Nahost-Friedensprozess Deutschland will Alleingang der Palästinenser verhindern

Die Bundesregierung will die Palästinenser davon abbringen, im Herbst bei der Uno einen eigenen Staat auszurufen. Stattdessen plädiert Entwicklungshilfeminister Niebel im SPIEGEL für eine Zweistaatenlösung, der auch die USA zustimmen könnten.
Fahnenschwenkende Palästinenser: Deutschland mahnt zur Besonnenheit

Fahnenschwenkende Palästinenser: Deutschland mahnt zur Besonnenheit

Foto: Alaa Badarneh/ dpa

Hamburg - Deutschland will einen Alleingang der Palästinenser im Herbst bei den Vereinten Nationen verhindern. "Wir müssen die Palästinenser davon überzeugen, dass eine einseitige Unabhängigkeitserklärung der falsche Weg ist", sagt Entwicklungshilfeminister Dirk Niebel dem SPIEGEL. Der FDP-Politiker reist Anfang kommender Woche wie auch Außenminister Guido Westerwelle zu Gesprächen in die palästinensischen Autonomiegebiete.

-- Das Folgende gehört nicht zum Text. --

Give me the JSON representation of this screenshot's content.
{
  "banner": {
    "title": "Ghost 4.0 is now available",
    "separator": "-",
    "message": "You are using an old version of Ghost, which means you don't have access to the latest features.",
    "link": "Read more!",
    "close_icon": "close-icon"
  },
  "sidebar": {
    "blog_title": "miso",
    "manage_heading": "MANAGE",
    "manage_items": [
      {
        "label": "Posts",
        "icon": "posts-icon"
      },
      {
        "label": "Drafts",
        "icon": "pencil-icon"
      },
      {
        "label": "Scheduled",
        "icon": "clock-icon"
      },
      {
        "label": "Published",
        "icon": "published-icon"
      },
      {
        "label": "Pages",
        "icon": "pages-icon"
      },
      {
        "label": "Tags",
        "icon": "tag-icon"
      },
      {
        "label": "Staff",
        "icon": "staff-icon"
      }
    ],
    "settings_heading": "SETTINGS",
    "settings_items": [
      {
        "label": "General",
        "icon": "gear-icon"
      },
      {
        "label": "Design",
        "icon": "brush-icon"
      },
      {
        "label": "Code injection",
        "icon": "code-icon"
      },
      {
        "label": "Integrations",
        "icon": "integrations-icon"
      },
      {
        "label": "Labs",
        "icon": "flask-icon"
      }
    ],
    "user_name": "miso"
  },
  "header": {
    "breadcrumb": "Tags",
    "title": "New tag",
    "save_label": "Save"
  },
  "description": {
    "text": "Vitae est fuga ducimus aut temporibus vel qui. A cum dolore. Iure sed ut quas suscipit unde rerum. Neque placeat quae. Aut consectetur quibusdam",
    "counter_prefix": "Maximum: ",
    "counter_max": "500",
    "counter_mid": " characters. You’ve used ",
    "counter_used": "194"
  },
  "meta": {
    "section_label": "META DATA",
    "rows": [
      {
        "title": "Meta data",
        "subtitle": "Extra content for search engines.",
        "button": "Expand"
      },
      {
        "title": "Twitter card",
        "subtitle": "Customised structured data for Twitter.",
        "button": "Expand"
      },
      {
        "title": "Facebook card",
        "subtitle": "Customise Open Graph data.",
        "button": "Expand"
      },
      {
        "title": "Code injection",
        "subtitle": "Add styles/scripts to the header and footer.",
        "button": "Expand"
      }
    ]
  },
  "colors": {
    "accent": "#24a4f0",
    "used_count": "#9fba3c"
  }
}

Bundeskanzlerin Angela Merkel (CDU) hat sich bereits öffentlich gegen eine einseitige Anerkennung ausgesprochen, Frankreich und die meisten anderen EU-Staaten wollen dagegen voraussichtlich mit Ja stimmen. "Es wäre schlimm, wenn Europa über die Frage der Anerkennung eines Palästinenserstaates gespalten wäre", sagt Niebel.

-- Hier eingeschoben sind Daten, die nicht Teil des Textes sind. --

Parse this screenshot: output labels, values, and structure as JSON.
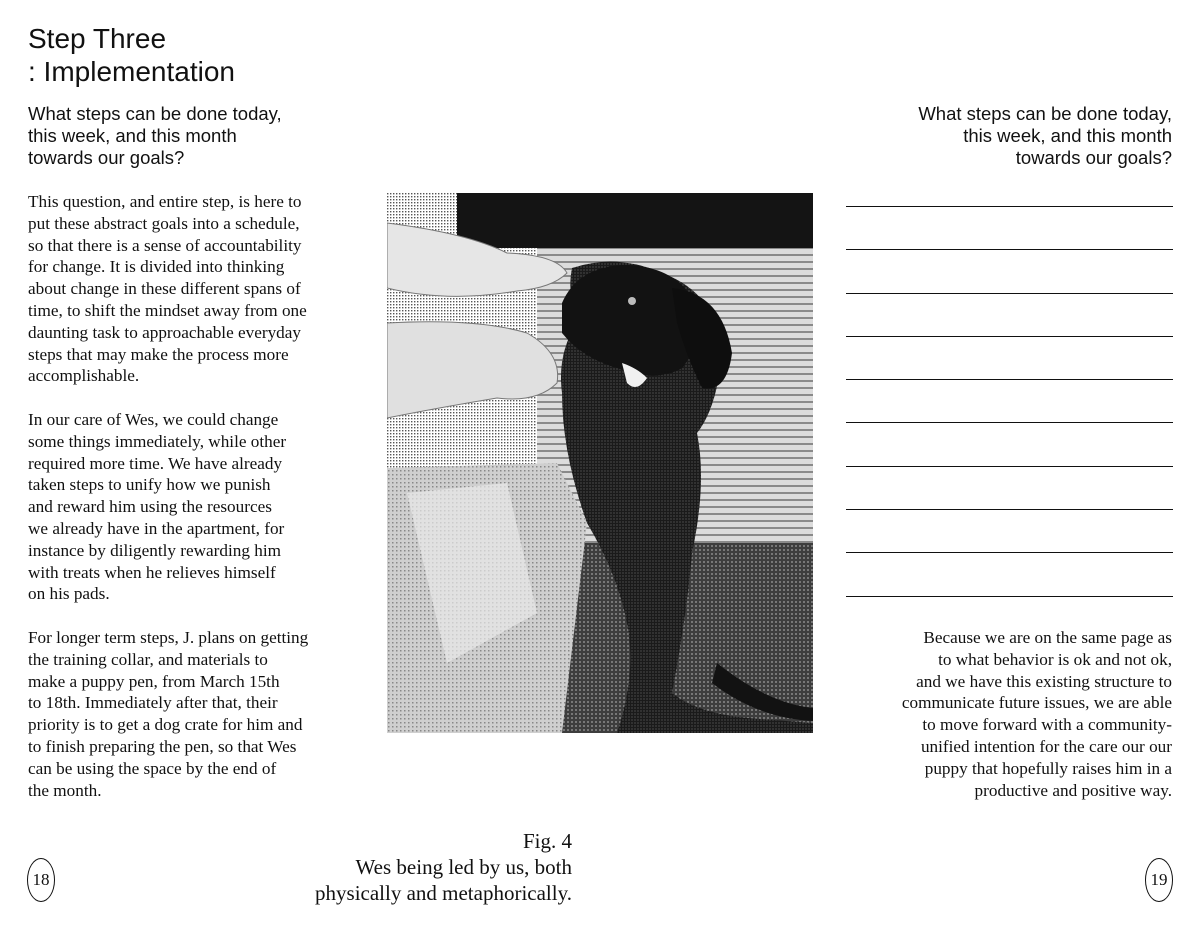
{
  "left_page": {
    "title_lines": [
      "Step Three",
      ": Implementation"
    ],
    "question_lines": [
      "What steps can be done today,",
      "this week, and this month",
      "towards our goals?"
    ],
    "paragraphs": [
      [
        "This question, and entire step, is here to",
        "put these abstract goals into a schedule,",
        "so that there is a sense of accountability",
        "for change. It is divided into thinking",
        "about change in these different spans of",
        "time, to shift the mindset away from one",
        "daunting task to approachable everyday",
        "steps that may make the process more",
        "accomplishable."
      ],
      [
        "In our care of Wes, we could change",
        "some things immediately, while other",
        "required more time. We have already",
        "taken steps to unify how we punish",
        "and reward him using the resources",
        "we already have in the apartment, for",
        "instance by diligently rewarding him",
        "with treats when he relieves himself",
        "on his pads."
      ],
      [
        "For longer term steps, J. plans on getting",
        "the training collar, and materials to",
        "make a puppy pen, from March 15th",
        "to 18th. Immediately after that, their",
        "priority is to get a dog crate for him and",
        "to finish preparing the pen, so that Wes",
        "can be using the space by the end of",
        "the month."
      ]
    ],
    "caption_lines": [
      "Fig. 4",
      "Wes being led by us, both",
      "physically and metaphorically."
    ],
    "page_number": "18"
  },
  "right_page": {
    "question_lines": [
      "What steps can be done today,",
      "this week, and this month",
      "towards our goals?"
    ],
    "answer_line_count": 10,
    "body_lines": [
      "Because we are on the same page as",
      "to what behavior is ok and not ok,",
      "and we have this existing structure to",
      "communicate future issues, we are able",
      "to move forward with a community-",
      "unified intention for the care our our",
      "puppy that hopefully raises him in a",
      "productive and positive way."
    ],
    "page_number": "19"
  },
  "colors": {
    "ink": "#111111",
    "paper": "#ffffff"
  }
}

Berlin will den Palästinensern stattdessen raten, eine Resolution in den Sicherheitsrat einzubringen, die eine Zweistaatenlösung auf Basis der Grenzen von 1967 fordert. Da US-Präsident Barack Obama in seiner jüngsten Nahost-Grundsatzrede genau das verlangt hat, könnte dann auch Washington für die Palästinenser stimmen - und gegen seinen Verbündeten Israel.

Ministerpräsident Netanjahu hatte in seiner Rede vor dem US-Kongress bereits klargestellt: "Israel wird nicht zu den Grenzen von 1967 zurückkehren, die man nicht verteidigen kann." Es sei aber klar, dass einige jüdische Siedlungen sich nach einem möglichen Friedensschluss außerhalb des israelischen Staatsgebietes befinden würden.